I also picked up women. I met one of my first “mom friends” in the lineup there, and if I was lonely and it was between the hours of 12 and two, I could usually find my next-door neighbour in the magazine aisle while her twins napped in their stroller. It was just like rolling into the party at midnight and knowing everyone, except the lights were brighter and the drugs (mostly) softer.
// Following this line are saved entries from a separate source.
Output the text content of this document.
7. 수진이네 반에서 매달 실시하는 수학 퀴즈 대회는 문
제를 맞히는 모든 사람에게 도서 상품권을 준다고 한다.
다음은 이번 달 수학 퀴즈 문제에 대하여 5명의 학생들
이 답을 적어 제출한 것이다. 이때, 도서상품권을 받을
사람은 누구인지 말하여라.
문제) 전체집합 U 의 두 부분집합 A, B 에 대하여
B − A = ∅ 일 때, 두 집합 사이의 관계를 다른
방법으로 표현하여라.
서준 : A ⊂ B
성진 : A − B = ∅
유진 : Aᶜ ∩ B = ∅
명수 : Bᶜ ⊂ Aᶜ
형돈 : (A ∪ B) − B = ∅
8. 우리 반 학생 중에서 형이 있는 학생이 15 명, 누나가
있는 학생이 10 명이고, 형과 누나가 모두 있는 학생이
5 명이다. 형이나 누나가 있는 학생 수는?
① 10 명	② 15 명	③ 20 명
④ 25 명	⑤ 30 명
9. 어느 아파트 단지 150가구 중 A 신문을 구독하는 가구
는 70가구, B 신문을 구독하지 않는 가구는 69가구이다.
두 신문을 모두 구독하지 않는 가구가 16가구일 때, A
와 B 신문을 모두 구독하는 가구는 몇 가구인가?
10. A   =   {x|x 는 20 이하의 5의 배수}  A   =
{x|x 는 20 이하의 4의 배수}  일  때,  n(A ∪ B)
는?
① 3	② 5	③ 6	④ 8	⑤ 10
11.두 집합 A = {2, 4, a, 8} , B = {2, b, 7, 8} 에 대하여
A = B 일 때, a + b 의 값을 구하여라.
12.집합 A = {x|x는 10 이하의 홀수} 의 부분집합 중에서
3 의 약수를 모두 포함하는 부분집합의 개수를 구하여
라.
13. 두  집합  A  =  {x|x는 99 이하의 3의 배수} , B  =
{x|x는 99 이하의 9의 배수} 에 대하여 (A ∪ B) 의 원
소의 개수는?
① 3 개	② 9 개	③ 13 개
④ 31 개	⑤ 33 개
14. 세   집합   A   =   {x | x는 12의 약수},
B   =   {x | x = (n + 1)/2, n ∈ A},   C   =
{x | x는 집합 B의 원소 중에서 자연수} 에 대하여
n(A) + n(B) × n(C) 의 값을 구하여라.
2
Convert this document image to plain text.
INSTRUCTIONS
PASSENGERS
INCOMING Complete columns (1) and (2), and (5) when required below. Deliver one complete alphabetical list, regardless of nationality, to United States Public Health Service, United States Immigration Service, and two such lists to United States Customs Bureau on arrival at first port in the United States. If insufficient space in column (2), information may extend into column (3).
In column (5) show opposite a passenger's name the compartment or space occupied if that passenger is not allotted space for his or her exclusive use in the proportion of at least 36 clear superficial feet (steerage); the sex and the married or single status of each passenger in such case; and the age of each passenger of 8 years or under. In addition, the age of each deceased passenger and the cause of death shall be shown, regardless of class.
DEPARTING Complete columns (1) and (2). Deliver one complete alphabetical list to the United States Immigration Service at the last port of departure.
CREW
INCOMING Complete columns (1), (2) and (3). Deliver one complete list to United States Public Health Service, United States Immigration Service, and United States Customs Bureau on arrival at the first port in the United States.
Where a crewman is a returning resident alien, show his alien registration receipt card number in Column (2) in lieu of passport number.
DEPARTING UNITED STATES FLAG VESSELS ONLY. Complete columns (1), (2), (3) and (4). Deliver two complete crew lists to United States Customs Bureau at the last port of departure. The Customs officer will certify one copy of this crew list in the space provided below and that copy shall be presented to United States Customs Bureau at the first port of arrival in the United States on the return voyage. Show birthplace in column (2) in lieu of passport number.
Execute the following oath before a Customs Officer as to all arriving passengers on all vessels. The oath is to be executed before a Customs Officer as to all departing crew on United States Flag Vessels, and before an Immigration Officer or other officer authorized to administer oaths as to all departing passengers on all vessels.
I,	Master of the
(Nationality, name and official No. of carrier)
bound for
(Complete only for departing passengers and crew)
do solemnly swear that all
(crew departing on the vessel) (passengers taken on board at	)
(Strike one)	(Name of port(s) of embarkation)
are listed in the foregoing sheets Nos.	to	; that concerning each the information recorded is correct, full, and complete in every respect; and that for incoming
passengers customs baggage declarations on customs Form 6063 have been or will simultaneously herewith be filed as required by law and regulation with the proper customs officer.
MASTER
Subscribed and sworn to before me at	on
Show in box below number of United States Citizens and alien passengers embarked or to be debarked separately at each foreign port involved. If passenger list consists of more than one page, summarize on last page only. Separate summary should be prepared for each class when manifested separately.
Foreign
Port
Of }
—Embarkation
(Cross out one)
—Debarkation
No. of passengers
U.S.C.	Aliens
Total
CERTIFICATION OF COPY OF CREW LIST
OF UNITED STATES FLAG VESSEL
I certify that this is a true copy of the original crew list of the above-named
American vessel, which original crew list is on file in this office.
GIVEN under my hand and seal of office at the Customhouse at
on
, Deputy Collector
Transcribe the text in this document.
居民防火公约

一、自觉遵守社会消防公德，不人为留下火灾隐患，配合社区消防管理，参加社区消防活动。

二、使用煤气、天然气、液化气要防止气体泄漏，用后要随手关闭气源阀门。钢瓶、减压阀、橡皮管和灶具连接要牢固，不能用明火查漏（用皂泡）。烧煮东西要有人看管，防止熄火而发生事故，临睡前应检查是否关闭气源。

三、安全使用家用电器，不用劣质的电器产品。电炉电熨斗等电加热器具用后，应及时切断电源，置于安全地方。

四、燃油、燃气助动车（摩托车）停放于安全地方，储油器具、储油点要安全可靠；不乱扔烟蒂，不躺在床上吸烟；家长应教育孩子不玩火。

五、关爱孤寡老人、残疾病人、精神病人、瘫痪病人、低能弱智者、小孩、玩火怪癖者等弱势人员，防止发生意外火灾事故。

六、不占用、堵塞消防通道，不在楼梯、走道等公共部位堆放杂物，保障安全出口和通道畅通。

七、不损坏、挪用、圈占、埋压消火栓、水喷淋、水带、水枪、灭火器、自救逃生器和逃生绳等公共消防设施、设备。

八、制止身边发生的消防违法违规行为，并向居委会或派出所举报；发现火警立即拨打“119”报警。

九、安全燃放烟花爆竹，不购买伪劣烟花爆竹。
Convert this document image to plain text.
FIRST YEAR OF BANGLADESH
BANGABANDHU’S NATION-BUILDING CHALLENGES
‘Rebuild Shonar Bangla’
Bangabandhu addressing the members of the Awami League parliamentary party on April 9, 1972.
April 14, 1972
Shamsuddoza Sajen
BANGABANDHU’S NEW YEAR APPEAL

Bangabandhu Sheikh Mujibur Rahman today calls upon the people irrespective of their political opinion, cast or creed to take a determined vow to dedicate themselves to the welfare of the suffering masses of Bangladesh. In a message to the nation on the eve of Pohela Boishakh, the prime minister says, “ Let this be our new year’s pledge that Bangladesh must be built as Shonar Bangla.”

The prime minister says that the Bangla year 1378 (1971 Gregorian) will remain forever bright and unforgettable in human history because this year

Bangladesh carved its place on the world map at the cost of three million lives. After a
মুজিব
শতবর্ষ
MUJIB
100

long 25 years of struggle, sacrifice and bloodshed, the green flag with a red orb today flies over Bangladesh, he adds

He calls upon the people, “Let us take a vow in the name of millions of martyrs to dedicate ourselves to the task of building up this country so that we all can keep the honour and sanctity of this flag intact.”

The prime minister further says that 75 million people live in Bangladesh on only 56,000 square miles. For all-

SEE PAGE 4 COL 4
My kid is eight now, but I still visit my drugstore almost every day. It isn’t one of those fancy, upgraded ones full of luxury beauty lines that make you feel like you should have worn a different outfit when you just needed tampons, goddamnit. Mine is the kind where you can loiter in the back-to-basics makeup aisle for 47 minutes (approximately!) without being trailed by a woman with a shellacked face who’s eager to help you spend all your money on $35 mascara. Mine is the kind that has dusty bottles of Anaïs Anaïs eau de toilette under lock and key, and where they don’t judge if you fill your basket with Elle Decor and Vogue when it’s obvious you should just buy Best Casseroles R Us and a sitz bath, and call it a day. Mine is a place where you can imagine, if only for a moment, that those leopard-print press-on nails and neon eyeshadow palettes will turn you into Rihanna for less than $20. It’s the place where you definitely need to just run off to grab something and you’ll only be gone for 38 minutes (approximately!) right at the moment your kid needs help with his math homework. It’s the place I somehow always come home from wearing sparkly green eyeliner. Because you know what? If you’re going to the club, you gotta look good.